Diversification Opportunities for BBB Foods and Sea
Very weak diversification
The 3 months correlation between BBB and Sea is 0.58. Overlapping area represents the amount of risk that can be diversified away by holding BBB Foods and Sea in the same portfolio, assuming nothing else is changed. The correlation between historical prices or returns on Sea and BBB Foods is a relative statistical measure of the degree to which these equity instruments tend to move together. The correlation coefficient measures the extent to which returns on BBB Foods are associated (or correlated) with Sea. Values of the correlation coefficient range from -1 to +1, where. The correlation of zero (0) is possible when the price movement of Sea has no effect on the direction of BBB Foods i.e., BBB Foods and Sea go up and down completely randomly.
Pair Corralation between BBB Foods and Sea
Given the investment horizon of 90 days BBB Foods is expected to generate 1.4 times less return on investment than Sea. In addition to that, BBB Foods is 1.06 times more volatile than Sea. It trades about 0.09 of its total potential returns per unit of risk. Sea is currently generating about 0.13 per unit of volatility. If you would invest 4,176 in Sea on August 29, 2024 and sell it today you would earn a total of 7,395 from holding Sea or generate 177.08% return on investment over 90 days.
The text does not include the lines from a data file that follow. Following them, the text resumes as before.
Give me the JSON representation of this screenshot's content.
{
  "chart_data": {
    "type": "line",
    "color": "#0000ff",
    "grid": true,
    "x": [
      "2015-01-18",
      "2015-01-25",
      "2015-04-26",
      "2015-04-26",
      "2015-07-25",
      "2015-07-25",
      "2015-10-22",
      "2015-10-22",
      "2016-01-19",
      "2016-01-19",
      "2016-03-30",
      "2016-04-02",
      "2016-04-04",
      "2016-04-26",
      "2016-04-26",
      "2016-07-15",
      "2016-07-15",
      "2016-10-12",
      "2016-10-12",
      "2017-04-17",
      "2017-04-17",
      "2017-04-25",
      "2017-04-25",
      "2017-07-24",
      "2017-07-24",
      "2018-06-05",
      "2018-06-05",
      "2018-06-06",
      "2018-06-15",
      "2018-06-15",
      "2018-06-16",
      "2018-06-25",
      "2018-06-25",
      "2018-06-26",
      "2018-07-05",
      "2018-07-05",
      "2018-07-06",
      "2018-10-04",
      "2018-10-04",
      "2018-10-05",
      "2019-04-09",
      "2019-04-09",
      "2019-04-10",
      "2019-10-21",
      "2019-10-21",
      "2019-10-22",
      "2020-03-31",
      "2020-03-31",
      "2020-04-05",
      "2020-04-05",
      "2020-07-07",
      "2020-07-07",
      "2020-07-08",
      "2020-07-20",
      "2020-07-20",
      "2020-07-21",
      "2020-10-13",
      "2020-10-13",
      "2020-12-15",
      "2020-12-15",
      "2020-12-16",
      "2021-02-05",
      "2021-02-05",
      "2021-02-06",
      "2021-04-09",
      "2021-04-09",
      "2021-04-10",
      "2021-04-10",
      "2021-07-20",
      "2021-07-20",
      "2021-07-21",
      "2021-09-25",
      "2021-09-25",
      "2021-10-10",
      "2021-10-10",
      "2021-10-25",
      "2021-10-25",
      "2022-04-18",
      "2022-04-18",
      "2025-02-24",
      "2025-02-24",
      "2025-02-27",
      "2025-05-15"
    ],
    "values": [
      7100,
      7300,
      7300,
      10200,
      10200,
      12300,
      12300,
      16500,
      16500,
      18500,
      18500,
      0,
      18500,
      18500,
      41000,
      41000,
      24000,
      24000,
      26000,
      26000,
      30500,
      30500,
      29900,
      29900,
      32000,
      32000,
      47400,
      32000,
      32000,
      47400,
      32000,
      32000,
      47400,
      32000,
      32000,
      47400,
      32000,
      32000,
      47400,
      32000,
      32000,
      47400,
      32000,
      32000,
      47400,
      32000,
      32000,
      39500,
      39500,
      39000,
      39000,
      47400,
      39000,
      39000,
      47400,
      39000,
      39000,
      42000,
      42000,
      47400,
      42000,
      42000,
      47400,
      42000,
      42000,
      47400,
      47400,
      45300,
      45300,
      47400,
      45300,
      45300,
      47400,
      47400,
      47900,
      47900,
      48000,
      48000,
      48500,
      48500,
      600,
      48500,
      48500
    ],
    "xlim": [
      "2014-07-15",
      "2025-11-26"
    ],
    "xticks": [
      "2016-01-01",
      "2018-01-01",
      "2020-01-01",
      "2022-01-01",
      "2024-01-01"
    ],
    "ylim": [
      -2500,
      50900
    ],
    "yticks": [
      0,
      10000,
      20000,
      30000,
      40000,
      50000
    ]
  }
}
Time Period | 3 Months [change] |
Direction | Moves Together |
Strength | Weak |
Accuracy | 70.1% |
Values | Daily Returns |
BBB Foods vs. Sea
Performance |
Timeline |
BBB Foods |
Sea |
BBB Foods and Sea Volatility Contrast
Predicted Return Density |
Returns |
Pair Trading with BBB Foods and Sea
The main advantage of trading using opposite BBB Foods and Sea positions is that it hedges away some unsystematic risk. Because of two separate transactions, even if BBB Foods position performs unexpectedly, Sea can make up some of the losses. Pair trading also minimizes risk from directional movements in the market. For example, if an entire industry or sector drops because of unexpected headlines, the short position in Sea will offset losses from the drop in Sea's long position.BBB Foods vs. BJs Wholesale Club | BBB Foods vs. Dollar General | BBB Foods vs. Dollar Tree | BBB Foods vs. Target |
Check out your portfolio center.Note that this page's information should be used as a complementary analysis to find the right mix of equity instruments to add to your existing portfolios or create a brand new portfolio. You can also try the Portfolio Rebalancing module to analyze risk-adjusted returns against different time horizons to find asset-allocation targets.